1. Let's say the current high bid on an item is $100 for Bidder A.
2. Bidder A has a max of $150 on the item
3. Bidder B comes in and puts a max bid of $10,000
4. Item is now showing a high bid of $160 for Bidder B
5. Bidder B lowers his max bid to $170 ???

Seems like this could be used as a method to expose Bidder A's max bid. Not sure I like that....
The far more serious issue with what you've outlined on eBay is bid retractions. Bidder B in your scenario could, on eBay, retract the bid entirely and re-bid $149, leaving Bidder A at $150, his max bid. That's the real issue and the one that gets used and abused all the time. Lowering a max bid is allowed on eBay--they just call it a bid retraction.

In an auction like REA or Heritage, there's no bid retractions. If Bidder B outbids Bidder A, his bid sticks. Whether or not his max bid was $160 or $10,000, he has entered into a binding contract should be win the item at that level. There's no obligation on Bidder A to come back and bid over Bidder B.

The reason that changing max bids downward is allowed is because any number of things can happen during the course of an auction where maybe the original max bid is no longer feasible or wanted.

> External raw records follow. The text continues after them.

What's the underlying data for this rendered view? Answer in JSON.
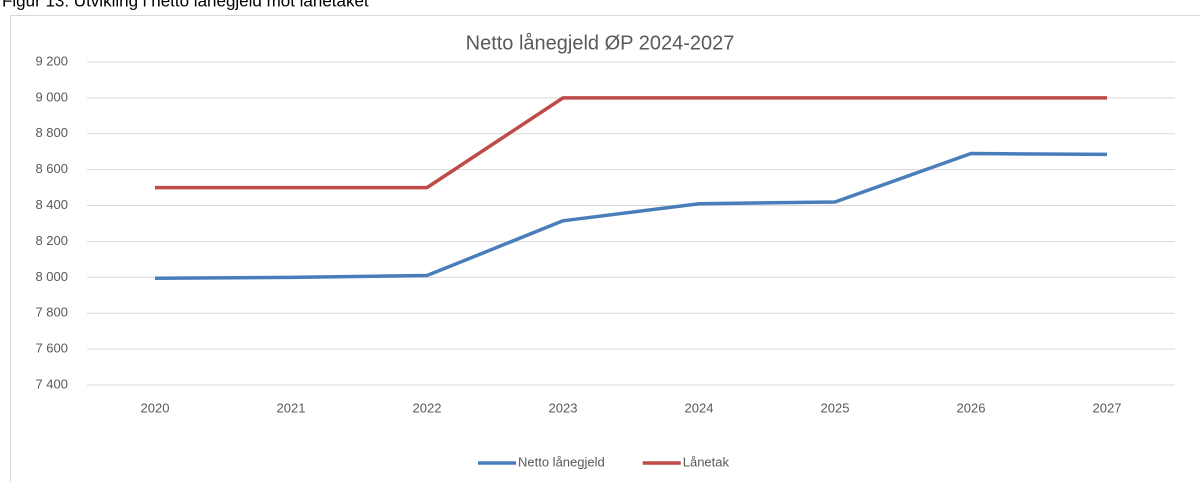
{
  "caption": "Figur 13: Utvikling i netto lånegjeld mot lånetaket",
  "chart_data": {
    "type": "line",
    "title": "Netto lånegjeld ØP 2024-2027",
    "categories": [
      "2020",
      "2021",
      "2022",
      "2023",
      "2024",
      "2025",
      "2026",
      "2027"
    ],
    "series": [
      {
        "name": "Netto lånegjeld",
        "color": "#4a7ebb",
        "values": [
          7995,
          8000,
          8010,
          8315,
          8410,
          8420,
          8690,
          8685
        ]
      },
      {
        "name": "Lånetak",
        "color": "#be4b48",
        "values": [
          8500,
          8500,
          8500,
          9000,
          9000,
          9000,
          9000,
          9000
        ]
      }
    ],
    "ylim": [
      7400,
      9200
    ],
    "yticks": [
      {
        "value": 7400,
        "label": "7 400"
      },
      {
        "value": 7600,
        "label": "7 600"
      },
      {
        "value": 7800,
        "label": "7 800"
      },
      {
        "value": 8000,
        "label": "8 000"
      },
      {
        "value": 8200,
        "label": "8 200"
      },
      {
        "value": 8400,
        "label": "8 400"
      },
      {
        "value": 8600,
        "label": "8 600"
      },
      {
        "value": 8800,
        "label": "8 800"
      },
      {
        "value": 9000,
        "label": "9 000"
      },
      {
        "value": 9200,
        "label": "9 200"
      }
    ],
    "grid": true,
    "legend": "bottom"
  }
}
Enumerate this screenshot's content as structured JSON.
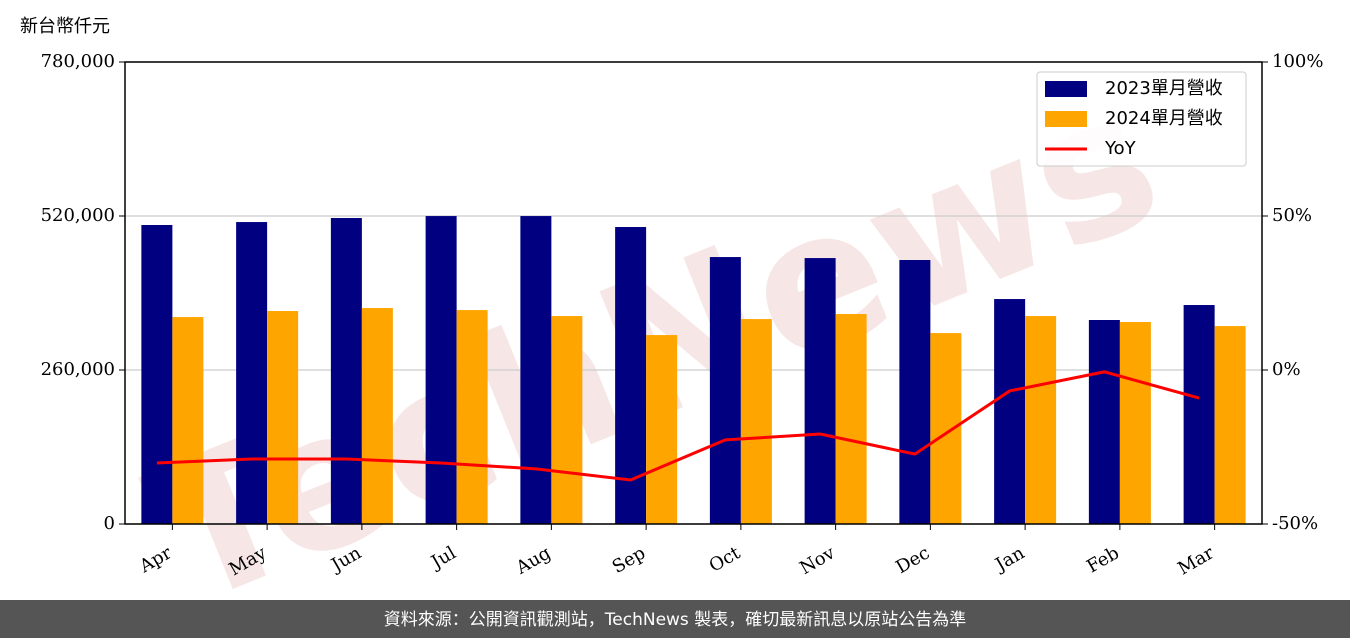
{
  "chart_data": {
    "type": "bar_line",
    "y_label": "新台幣仟元",
    "watermark": "TechNews",
    "footer": "資料來源：公開資訊觀測站，TechNews 製表，確切最新訊息以原站公告為準",
    "categories": [
      "Apr",
      "May",
      "Jun",
      "Jul",
      "Aug",
      "Sep",
      "Oct",
      "Nov",
      "Dec",
      "Jan",
      "Feb",
      "Mar"
    ],
    "series": [
      {
        "name": "2023單月營收",
        "color": "#000080",
        "type": "bar",
        "values": [
          504800,
          509800,
          516600,
          519900,
          519900,
          501400,
          450700,
          449000,
          445700,
          379800,
          344400,
          369700
        ]
      },
      {
        "name": "2024單月營收",
        "color": "#ffa500",
        "type": "bar",
        "values": [
          349400,
          359600,
          364600,
          361200,
          351100,
          319000,
          346000,
          354500,
          322400,
          351100,
          341000,
          334200
        ]
      },
      {
        "name": "YoY",
        "color": "#ff0000",
        "type": "line",
        "axis": "y2",
        "values": [
          -30.2,
          -28.9,
          -28.9,
          -30.2,
          -32.1,
          -35.7,
          -22.7,
          -20.8,
          -27.3,
          -6.8,
          -0.6,
          -9.1
        ]
      }
    ],
    "ylim": [
      0,
      780000
    ],
    "yticks": [
      {
        "value": 0,
        "label": "0"
      },
      {
        "value": 260000,
        "label": "260,000"
      },
      {
        "value": 520000,
        "label": "520,000"
      },
      {
        "value": 780000,
        "label": "780,000"
      }
    ],
    "y2lim": [
      -50,
      100
    ],
    "y2ticks": [
      {
        "value": -50,
        "label": "-50%"
      },
      {
        "value": 0,
        "label": "0%"
      },
      {
        "value": 50,
        "label": "50%"
      },
      {
        "value": 100,
        "label": "100%"
      }
    ],
    "grid": true,
    "legend": "upper right"
  }
}
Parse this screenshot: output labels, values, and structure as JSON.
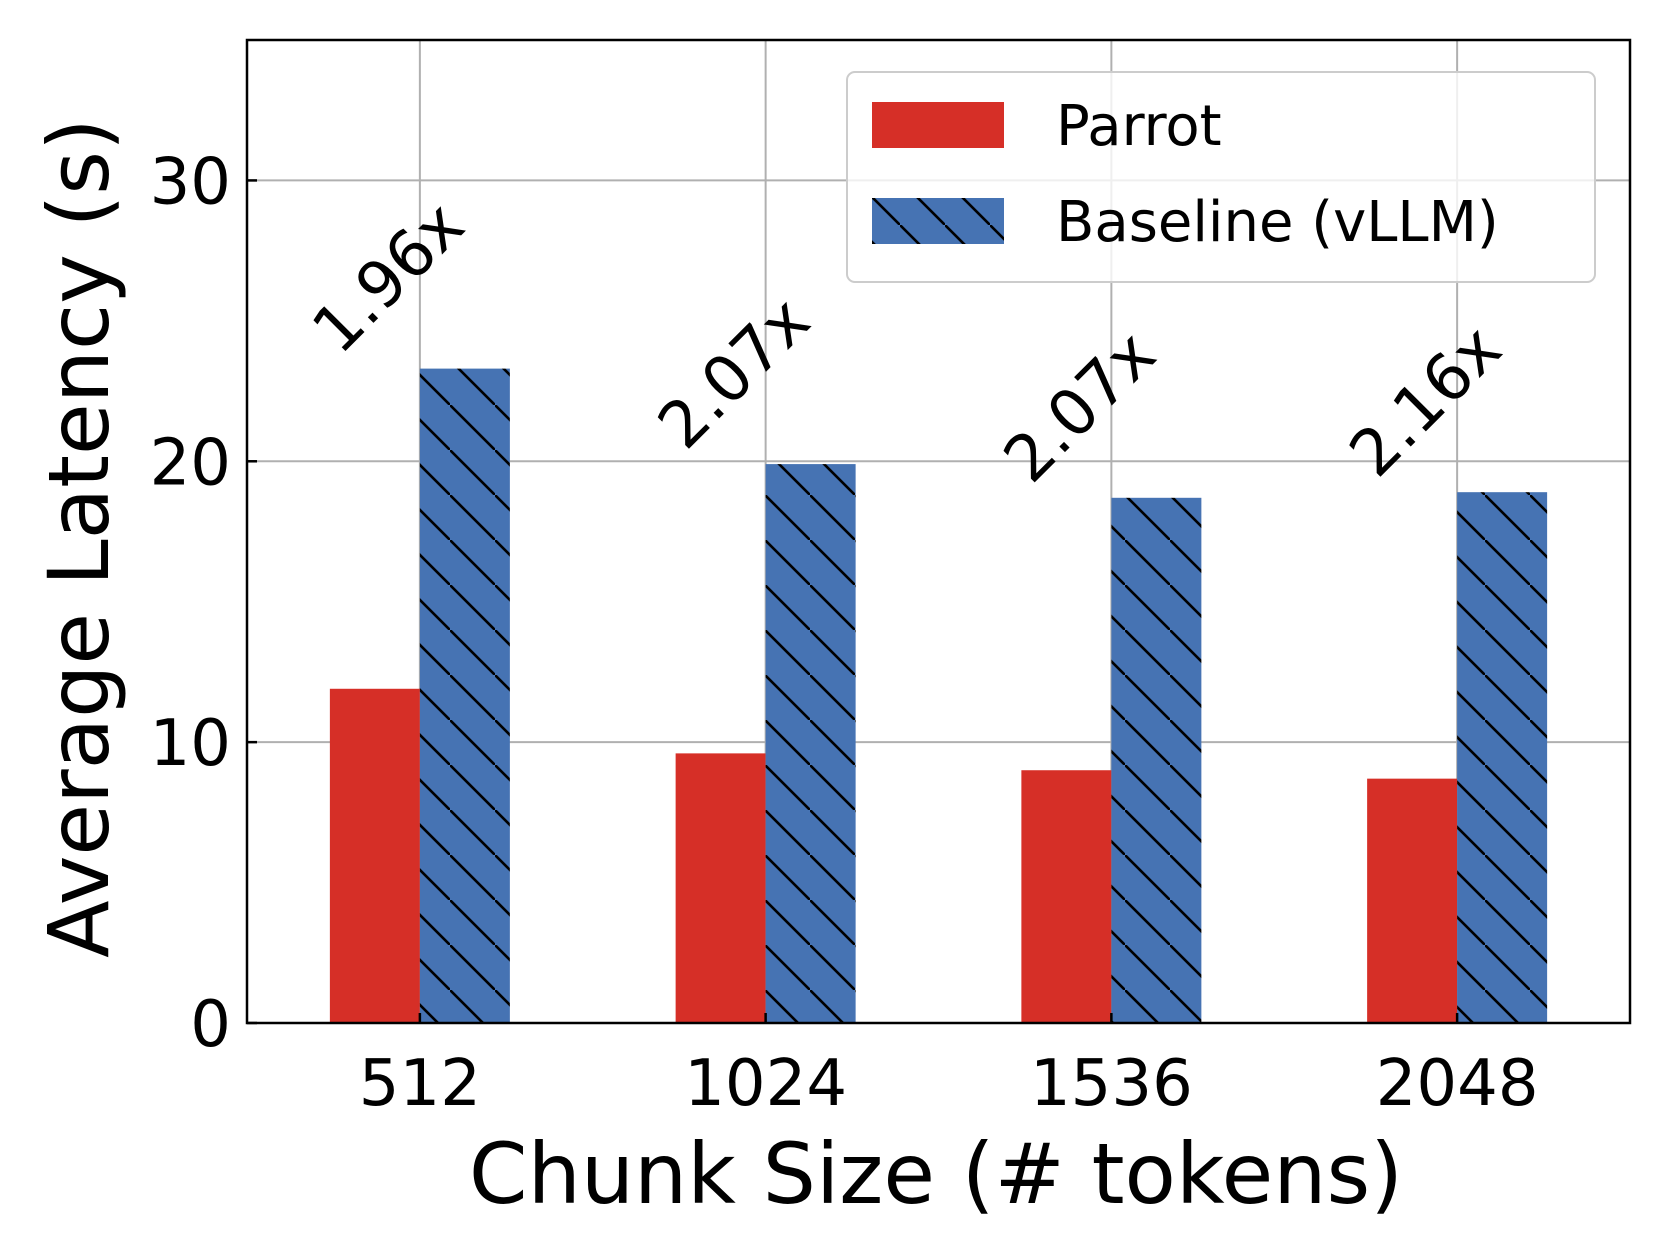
{
  "colors": {
    "parrot": "#d62f27",
    "baseline": "#4673b3",
    "grid": "#b0b0b0",
    "axis": "#000000",
    "hatch": "#000000"
  },
  "chart_data": {
    "type": "bar",
    "title": "",
    "xlabel": "Chunk Size (# tokens)",
    "ylabel": "Average Latency (s)",
    "categories": [
      "512",
      "1024",
      "1536",
      "2048"
    ],
    "ylim": [
      0,
      35
    ],
    "yticks": [
      0,
      10,
      20,
      30
    ],
    "grid": true,
    "legend_position": "top-right",
    "series": [
      {
        "name": "Parrot",
        "values": [
          11.9,
          9.6,
          9.0,
          8.7
        ],
        "color": "#d62f27",
        "hatch": "none"
      },
      {
        "name": "Baseline (vLLM)",
        "values": [
          23.3,
          19.9,
          18.7,
          18.9
        ],
        "color": "#4673b3",
        "hatch": "backslash"
      }
    ],
    "annotations": [
      "1.96x",
      "2.07x",
      "2.07x",
      "2.16x"
    ]
  }
}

If you place a $10,000 max bid on day 1 of REA on an item that is opening at $1000, and then you find out a week later, when the item is at $2500, that your transmission needs to be replaced or another card has popped up that you want or you lost your job, why shouldn't you be able to change the autobid downward? That, to me, is the more responsible option--you're on the hook for what you've bid and where the level is at (there's no retracting), but you're not forced into watching a max bid get hit and hit when you know you can't pay or no longer want to pay the original $10,000.